A gourmet ice cream place called the Comfy Cow is slated to take over the Genny's Diner location. Ironically, they're going to bulldoze it and start over with a new building of their own.
Saturday, May 21, 2011
Friday, May 20, 2011
Monday, April 11, 2011
When I first moved to Louisville this was one of the first places I frequented - Jones Bargain Center, a flea-marketty junk and furniture place in Clifton. Sad to see it boarded up and deserted.
Proof positive, if you really needed any, that I've got my finger on the pulse of the city (even if it may be a slightly bizarro alternate universe version of it): in Googling the place just now, I found that Broken Sidewalk put a piece up online TODAY about this very location, and how it's earmarked to be demolished for a gas station.
Sunday, January 30, 2011
Another classic old Louisville business goes bye-bye.
St.
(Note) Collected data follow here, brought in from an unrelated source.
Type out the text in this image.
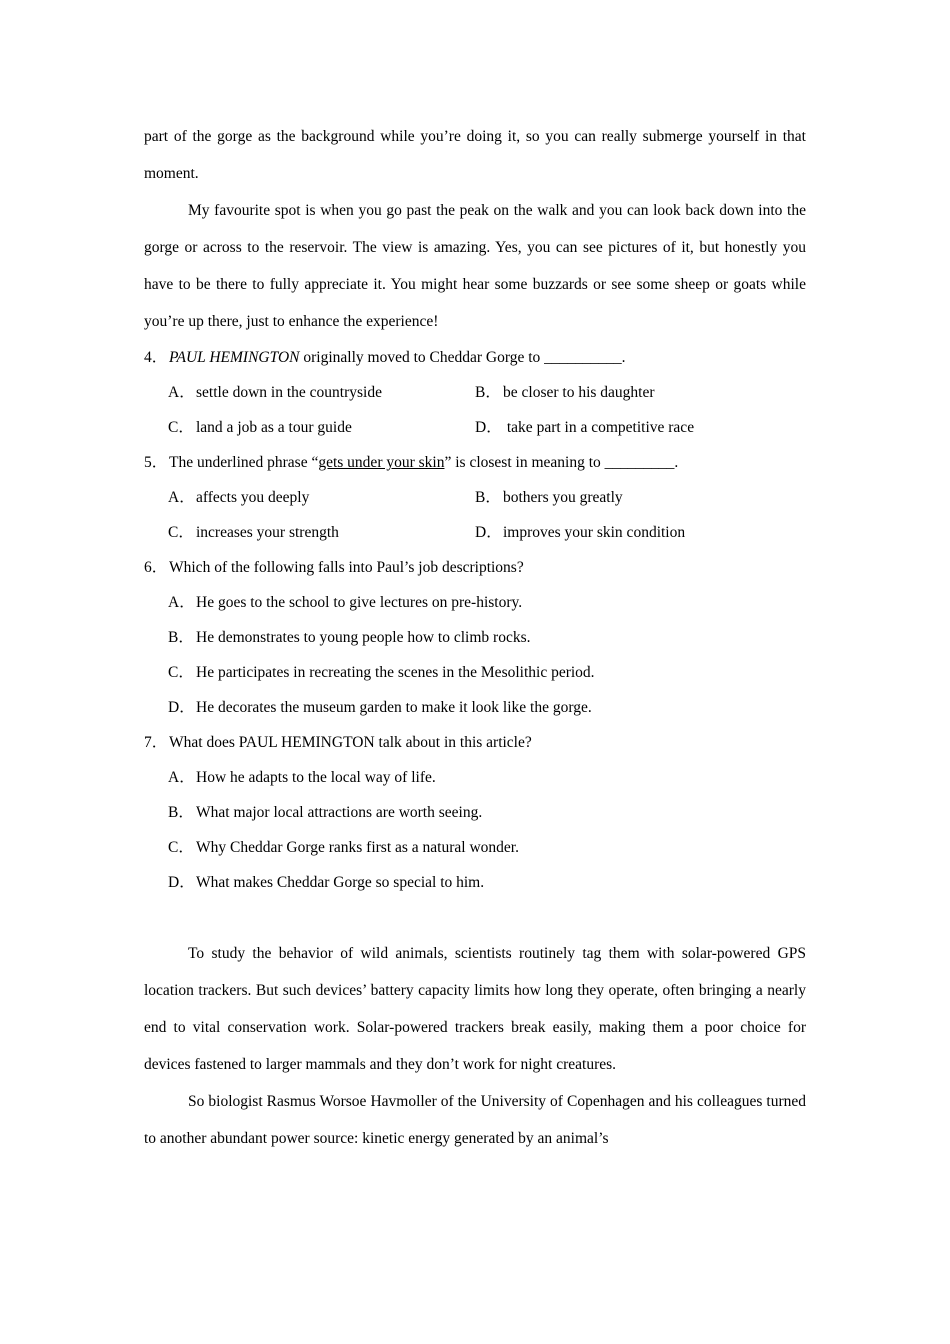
part of the gorge as the background while you’re doing it, so you can really submerge yourself in that moment.

My favourite spot is when you go past the peak on the walk and you can look back down into the gorge or across to the reservoir. The view is amazing. Yes, you can see pictures of it, but honestly you have to be there to fully appreciate it. You might hear some buzzards or see some sheep or goats while you’re up there, just to enhance the experience!

4． PAUL HEMINGTON originally moved to Cheddar Gorge to __________.
A．settle down in the countryside	B． be closer to his daughter
C． land a job as a tour guide	D． take part in a competitive race
5． The underlined phrase “gets under your skin” is closest in meaning to _________.
A．affects you deeply	B． bothers you greatly
C． increases your strength	D．improves your skin condition
6． Which of the following falls into Paul’s job descriptions?
A．He goes to the school to give lectures on pre-history.
B． He demonstrates to young people how to climb rocks.
C． He participates in recreating the scenes in the Mesolithic period.
D．He decorates the museum garden to make it look like the gorge.
7． What does PAUL HEMINGTON talk about in this article?
A．How he adapts to the local way of life.
B． What major local attractions are worth seeing.
C． Why Cheddar Gorge ranks first as a natural wonder.
D．What makes Cheddar Gorge so special to him.

To study the behavior of wild animals, scientists routinely tag them with solar-powered GPS location trackers. But such devices’ battery capacity limits how long they operate, often bringing a nearly end to vital conservation work. Solar-powered trackers break easily, making them a poor choice for devices fastened to larger mammals and they don’t work for night creatures.

So biologist Rasmus Worsoe Havmoller of the University of Copenhagen and his colleagues turned to another abundant power source: kinetic energy generated by an animal’s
Matthews' beloved old-guy drugstore, Stephens Drugs on Shelbyville Road (previously Holdaway Drugs) has shut its doors forever and put up a sign sending all its former clientele to Wish's Drugs in Whipps Mill.
It's always puzzled me whether the establishment is meant to be called "Stephens" or "Stephen's" - the building itself lacks the apostrophe on their main sign and in many of their printed advertisements, yet they also have a smaller sign (visible in the top photo) that includes the apostrophe. Online listings almost universally disinclude the apostrophe.